There are several particles that modify the tense, aspect, and mood of verbs. These particles usually precede the verbs they modify, but the particle lá follows the verb instead.

- ng (present continual): mó sòngí 'sóngà "I sing a song" → mó ng sòngí 'sóngà "I am singing a song"
- tí (perfect): mò jòndú "I sit" → mò tí jòndú "I have sat"

The particle lá is used in a slightly different way, creating an adjective that functions similarity to an active past participle. This form can also take a direct object.

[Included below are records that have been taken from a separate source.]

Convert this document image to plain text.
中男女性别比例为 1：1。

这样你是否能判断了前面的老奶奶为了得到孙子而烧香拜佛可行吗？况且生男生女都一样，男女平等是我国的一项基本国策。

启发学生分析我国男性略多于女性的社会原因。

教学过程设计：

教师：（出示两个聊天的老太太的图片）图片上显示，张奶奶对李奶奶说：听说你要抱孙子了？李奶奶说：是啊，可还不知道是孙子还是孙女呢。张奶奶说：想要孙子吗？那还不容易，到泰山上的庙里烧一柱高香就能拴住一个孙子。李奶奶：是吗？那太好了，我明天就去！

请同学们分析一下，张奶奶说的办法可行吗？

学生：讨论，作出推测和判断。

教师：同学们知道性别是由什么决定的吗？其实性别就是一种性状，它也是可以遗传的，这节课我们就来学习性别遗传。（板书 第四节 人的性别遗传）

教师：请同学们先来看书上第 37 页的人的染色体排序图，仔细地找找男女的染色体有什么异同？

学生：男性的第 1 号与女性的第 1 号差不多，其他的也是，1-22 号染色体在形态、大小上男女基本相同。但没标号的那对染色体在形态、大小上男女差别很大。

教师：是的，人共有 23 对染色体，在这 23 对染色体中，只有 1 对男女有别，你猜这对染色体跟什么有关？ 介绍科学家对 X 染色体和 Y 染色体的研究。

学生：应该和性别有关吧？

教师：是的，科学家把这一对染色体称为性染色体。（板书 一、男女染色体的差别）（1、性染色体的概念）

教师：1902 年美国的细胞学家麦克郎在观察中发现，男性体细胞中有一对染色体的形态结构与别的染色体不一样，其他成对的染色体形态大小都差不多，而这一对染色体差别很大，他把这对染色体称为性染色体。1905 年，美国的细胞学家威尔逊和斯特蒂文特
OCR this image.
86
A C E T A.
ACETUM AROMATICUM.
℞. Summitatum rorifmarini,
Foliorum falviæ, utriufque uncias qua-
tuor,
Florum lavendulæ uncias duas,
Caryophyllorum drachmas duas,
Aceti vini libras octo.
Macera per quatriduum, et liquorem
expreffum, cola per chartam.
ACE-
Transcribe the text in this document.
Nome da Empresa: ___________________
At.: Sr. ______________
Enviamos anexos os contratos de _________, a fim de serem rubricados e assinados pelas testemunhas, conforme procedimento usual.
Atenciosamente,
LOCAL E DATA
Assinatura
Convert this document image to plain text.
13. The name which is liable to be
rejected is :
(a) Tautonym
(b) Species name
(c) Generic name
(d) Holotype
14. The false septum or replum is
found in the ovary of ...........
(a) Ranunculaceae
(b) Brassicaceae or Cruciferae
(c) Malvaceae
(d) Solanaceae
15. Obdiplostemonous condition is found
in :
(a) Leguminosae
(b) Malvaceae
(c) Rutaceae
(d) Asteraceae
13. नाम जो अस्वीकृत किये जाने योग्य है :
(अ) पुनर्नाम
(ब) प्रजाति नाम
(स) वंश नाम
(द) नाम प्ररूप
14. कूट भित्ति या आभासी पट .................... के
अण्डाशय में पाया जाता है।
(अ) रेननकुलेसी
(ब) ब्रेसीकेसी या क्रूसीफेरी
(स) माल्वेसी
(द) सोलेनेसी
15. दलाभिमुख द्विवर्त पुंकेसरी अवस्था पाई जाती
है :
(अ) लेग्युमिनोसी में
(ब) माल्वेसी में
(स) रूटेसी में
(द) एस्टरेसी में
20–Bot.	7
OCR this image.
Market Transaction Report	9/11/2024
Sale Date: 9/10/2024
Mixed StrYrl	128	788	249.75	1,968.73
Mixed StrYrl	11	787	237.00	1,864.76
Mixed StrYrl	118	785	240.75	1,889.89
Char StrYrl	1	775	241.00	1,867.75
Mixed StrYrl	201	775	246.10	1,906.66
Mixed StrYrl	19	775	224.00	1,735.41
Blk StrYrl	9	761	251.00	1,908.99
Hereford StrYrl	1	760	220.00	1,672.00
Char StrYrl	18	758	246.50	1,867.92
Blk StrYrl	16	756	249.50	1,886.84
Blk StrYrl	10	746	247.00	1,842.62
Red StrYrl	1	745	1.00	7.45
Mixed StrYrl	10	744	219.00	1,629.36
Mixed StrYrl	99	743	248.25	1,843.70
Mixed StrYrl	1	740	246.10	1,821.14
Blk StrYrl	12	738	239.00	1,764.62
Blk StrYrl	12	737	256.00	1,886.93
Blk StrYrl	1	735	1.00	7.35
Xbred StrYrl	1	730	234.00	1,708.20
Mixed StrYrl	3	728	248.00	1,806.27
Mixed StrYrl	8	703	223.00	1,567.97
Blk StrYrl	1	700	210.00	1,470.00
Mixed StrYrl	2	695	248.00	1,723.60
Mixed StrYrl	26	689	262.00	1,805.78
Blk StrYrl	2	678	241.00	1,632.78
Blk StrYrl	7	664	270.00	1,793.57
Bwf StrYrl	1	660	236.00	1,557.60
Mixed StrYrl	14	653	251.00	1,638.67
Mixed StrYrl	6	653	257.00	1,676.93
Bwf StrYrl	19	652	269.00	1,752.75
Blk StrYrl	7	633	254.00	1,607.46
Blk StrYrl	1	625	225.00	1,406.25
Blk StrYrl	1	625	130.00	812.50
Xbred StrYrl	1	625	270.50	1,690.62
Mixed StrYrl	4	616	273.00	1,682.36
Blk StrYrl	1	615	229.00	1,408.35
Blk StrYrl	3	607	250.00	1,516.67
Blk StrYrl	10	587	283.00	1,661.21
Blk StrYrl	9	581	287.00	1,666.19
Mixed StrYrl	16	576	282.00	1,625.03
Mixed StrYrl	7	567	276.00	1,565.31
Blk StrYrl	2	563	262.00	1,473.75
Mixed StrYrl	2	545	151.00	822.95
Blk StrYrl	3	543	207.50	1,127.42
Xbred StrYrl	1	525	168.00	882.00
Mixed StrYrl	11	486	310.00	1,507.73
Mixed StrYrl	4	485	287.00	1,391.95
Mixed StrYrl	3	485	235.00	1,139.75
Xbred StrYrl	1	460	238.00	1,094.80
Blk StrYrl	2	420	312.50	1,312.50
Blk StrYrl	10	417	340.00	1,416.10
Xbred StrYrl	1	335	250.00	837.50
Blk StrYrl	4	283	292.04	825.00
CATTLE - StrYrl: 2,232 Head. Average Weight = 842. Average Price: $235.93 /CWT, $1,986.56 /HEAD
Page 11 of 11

- mó kùndé "I wake up" → mó kùndé lá "I am awake"

==== Numerals ====
Guosa has a base ten number system. The cardinal numerals are:

1. dáyá "one"
2. ejì "two"
3. ètá "three"
4. ìnàng "four"
5. ìsén "five"
6. ìsíì "six"
7. asáà "seven"
8. asáto "eight"
9. essé "nine"
10. góma "ten"

The multiples of ten are derived by shortening the first ten numbers.

1. gó "ten, -teen" (used in the numbers 11–19)
2. jì "twenty"
3. tá "thirty"
4. nà "forty"
5. sén "fifty"
6. síì "sixty"
7. sá "seventy"
8. sát "eighty"
9. ssé "ninety"

The number multiples of one hundred are created by using the reduplicated gogo root. These numbers are not treated as compounds, unlike the number 11–99.

- ejì gógó "two hundred"
- asáà gógó "seven hundred"

The ordinal numbers are formed by using the preposition nke.

- nke dáyá "first"
- nke sáètá "seventy third"
- nke asáà gógó "seven hundredth"

==== Word formation ====

Guosa uses a couple particles to derive words from others. For example:

ò - agent, person characterized by the root. In the plural, this is è.

- kózí "to teach" → ò kózí "teacher", è kózí "teachers"
- gwùebí "hungry" → ò gwùebí "hungry person", è gwùebí "hungry people"
- mákárántá "school" → ò mákárántá "student", è mákárántá "students"

ì - forms both the noun and adjective from a verbal or other noun root:

- bísí "to succeed" → ìbísí "success, successful"
- kózí "to teach" → ìkózí "lesson"
- rùshé "to work" → ìrùshé "work, labor"
- máchè "woman" → ìmáchè "womanhood, womanly"

Much of the word derivation in Guosa is done using just these two particles.

== Usage ==
Guosa lessons have been given at the University of Abuja. An AI-powered automated interface to translate text from English into Guosa, is also available online.

There is also a Fandom wiki in Guosa, created by Vicente Costalago in July 2023 with the help of Alex Igbineweka.

== Criticism ==
Guosa has been criticized for lacking guiding principles in its design, arbitrarily selecting its words from a few Nigerian languages, rather than proportionally and methodically selecting its vocabulary from a larger variety of Nigeria's languages.